Performing Department
(N/A)
Non Technical Summary
Severe acute respiratory syndrome coronavirus 2 (SARS?CoV?2) demonstrated the ability to infect many animal species. Widespread natural SARS-CoV-2 infection of white-tailed deer in the USA raised concerns about their role as a reservoir of SARS-CoV-2. As the virus continues to circulate in animals, it is likely to mutate and could threaten the health of agricultural animals. Therefore, it is critical to monitor the natural SARS-CoV-2 infection of animals and the genetic changes in the virus. Current methods for detecting and genetic sequencing of SARS-CoV-2 require expensive instrumentation, are not standardized for animal samples, and are unsuitable for field application. Hence, this project aims to develop and validate highly sensitive, cost-effective, and flexible nanopore-based molecular methods to monitor the circulation of SARS-CoV-2 in agricultural animals. The project will support effective surveillance of SARS-CoV-2 infection of animals through the rapid detection and characterization of SARS-CoV-2.
Animal Health Component
100%
Research Effort Categories
Basic
(N/A)
Applied
100%
Developmental
(N/A)
Goals / Objectives
This project aims to develop and validate molecular methods for detecting and sequencing SARS-CoV-2 in animal samples.
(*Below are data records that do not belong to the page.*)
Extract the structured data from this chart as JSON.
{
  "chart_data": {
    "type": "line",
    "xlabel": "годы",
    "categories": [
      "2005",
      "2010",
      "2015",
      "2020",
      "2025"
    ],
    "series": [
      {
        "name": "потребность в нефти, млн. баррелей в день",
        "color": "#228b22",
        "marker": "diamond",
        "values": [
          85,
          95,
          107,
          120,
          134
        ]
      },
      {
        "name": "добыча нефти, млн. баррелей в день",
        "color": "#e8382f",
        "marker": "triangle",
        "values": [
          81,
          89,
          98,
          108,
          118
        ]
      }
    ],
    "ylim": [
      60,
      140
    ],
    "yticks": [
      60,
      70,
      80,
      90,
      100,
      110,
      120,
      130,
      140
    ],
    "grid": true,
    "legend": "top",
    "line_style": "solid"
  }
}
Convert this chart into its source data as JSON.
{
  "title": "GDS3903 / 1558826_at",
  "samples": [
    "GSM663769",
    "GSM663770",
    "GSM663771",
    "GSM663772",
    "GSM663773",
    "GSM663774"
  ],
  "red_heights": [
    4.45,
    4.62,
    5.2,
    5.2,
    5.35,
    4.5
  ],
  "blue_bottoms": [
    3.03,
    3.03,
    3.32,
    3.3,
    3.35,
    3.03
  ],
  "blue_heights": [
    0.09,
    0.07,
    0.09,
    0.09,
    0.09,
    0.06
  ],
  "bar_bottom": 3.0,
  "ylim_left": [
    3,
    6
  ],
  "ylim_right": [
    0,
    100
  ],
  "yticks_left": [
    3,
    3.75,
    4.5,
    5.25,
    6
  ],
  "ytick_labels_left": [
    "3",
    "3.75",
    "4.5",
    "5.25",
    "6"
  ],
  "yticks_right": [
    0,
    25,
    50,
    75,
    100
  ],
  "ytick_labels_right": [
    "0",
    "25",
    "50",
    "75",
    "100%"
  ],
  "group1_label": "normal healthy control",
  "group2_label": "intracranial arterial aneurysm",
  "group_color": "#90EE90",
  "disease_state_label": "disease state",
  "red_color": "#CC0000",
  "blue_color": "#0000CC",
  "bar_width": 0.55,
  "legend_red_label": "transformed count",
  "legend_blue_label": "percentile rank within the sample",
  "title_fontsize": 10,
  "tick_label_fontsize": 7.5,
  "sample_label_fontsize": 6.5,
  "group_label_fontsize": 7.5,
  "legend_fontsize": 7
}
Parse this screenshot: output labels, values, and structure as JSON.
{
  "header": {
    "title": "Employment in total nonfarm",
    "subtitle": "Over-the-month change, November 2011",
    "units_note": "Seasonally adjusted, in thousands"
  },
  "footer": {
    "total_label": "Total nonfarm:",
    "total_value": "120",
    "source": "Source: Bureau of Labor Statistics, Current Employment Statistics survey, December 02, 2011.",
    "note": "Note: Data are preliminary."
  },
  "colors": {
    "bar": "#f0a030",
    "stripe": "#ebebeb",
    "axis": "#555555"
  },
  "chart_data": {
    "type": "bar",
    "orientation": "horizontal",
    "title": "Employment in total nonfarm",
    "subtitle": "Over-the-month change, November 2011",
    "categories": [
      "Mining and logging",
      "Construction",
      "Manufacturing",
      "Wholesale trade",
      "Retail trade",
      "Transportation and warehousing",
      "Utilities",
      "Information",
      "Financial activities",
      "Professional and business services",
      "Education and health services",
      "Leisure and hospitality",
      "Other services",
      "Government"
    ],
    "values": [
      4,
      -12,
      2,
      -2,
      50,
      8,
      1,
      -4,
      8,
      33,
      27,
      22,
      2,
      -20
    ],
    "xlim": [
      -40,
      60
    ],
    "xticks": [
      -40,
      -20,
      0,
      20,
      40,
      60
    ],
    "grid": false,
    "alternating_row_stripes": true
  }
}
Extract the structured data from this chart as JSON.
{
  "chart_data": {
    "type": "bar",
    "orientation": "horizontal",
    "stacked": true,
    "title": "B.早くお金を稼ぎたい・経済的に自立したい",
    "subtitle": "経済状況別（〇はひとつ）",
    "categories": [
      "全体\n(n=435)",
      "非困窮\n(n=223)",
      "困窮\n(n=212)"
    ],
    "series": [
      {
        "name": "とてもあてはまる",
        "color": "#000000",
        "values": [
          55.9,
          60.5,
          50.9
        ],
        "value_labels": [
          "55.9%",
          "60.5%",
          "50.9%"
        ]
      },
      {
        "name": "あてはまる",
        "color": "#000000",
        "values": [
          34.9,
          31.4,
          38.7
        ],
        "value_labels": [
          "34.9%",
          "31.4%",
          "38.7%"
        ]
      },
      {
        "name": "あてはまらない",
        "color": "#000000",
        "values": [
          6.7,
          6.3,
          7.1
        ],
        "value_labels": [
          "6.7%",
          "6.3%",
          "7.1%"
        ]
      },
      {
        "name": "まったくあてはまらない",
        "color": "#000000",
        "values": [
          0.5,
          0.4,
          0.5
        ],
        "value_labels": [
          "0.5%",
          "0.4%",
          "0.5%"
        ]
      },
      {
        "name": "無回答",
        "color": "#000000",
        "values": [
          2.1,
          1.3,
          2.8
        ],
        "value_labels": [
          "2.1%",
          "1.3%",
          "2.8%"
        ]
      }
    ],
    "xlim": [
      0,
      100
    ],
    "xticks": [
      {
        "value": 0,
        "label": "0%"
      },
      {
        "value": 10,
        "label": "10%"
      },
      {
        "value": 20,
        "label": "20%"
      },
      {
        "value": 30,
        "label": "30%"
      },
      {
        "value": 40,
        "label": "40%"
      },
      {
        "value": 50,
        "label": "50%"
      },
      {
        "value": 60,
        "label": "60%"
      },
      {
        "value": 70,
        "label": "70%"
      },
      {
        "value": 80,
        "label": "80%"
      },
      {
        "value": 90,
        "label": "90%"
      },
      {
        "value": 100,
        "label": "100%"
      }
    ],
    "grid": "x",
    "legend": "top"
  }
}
We propose RT-LAMP and rhAmpSeq to detect and sequence SARS-CoV-2 variants, respectively, from farmed animal samples.The three specific aims are below.Aim 1: To develop an RT-LAMP assay for the SARS-CoV-2 detection in animal samples:Aim 2: To develop a rhPCR MinION-based rapid and cost-effective method for sequencing SARS-CoV-2 variants in animals:Aim 3: To validate RT-LAMP and rhPCR Minion Sequencing with RT-PCR and Illumina sequencing.
Project Methods
Aim 1: To develop an RT-LAMP assay for the SARS-CoV-2 detection in animal samples: Further building on our recent successful development of RT-LAMP coupled nanoparticle assay for rapid detection of SARS-CoV-2 from human samples, we will develop a sensitive and flexible RT-LAMP assay for SARS-CoV-2 testing in cattle and farmed deer samples.Aim 2: To develop a rhPCR MinION-based rapid and cost-effective method for sequencing SARS-CoV-2 variants in animals: We will further develop the rhPCR Nanopore method to detect SARS-CoV-2 variants in cattle and farmed deer samples to achieve the resolution of shotgun sequencing with the cost-effectiveness of targeted sequencing (< US$60/sample).Aim 3: To validate RT-LAMP and rhPCR Minion Sequencing with RT-PCR and Illumina sequencing. We will validate the RT-LAMP and rhPCR assays, comparing them with RT-PCR and Illumina sequencing methods to determine analytical sensitivity and specificity using samples spiked with inactivated SARS-CoV-2 virus variants. We will then use a repository of positive and negative clinical samples (human and white-tailed deer) from our collection to assess the diagnostic sensitivity and specificity of RT-LAMP and rhPCR assays compared with RT-PCR and Illumina sequencing.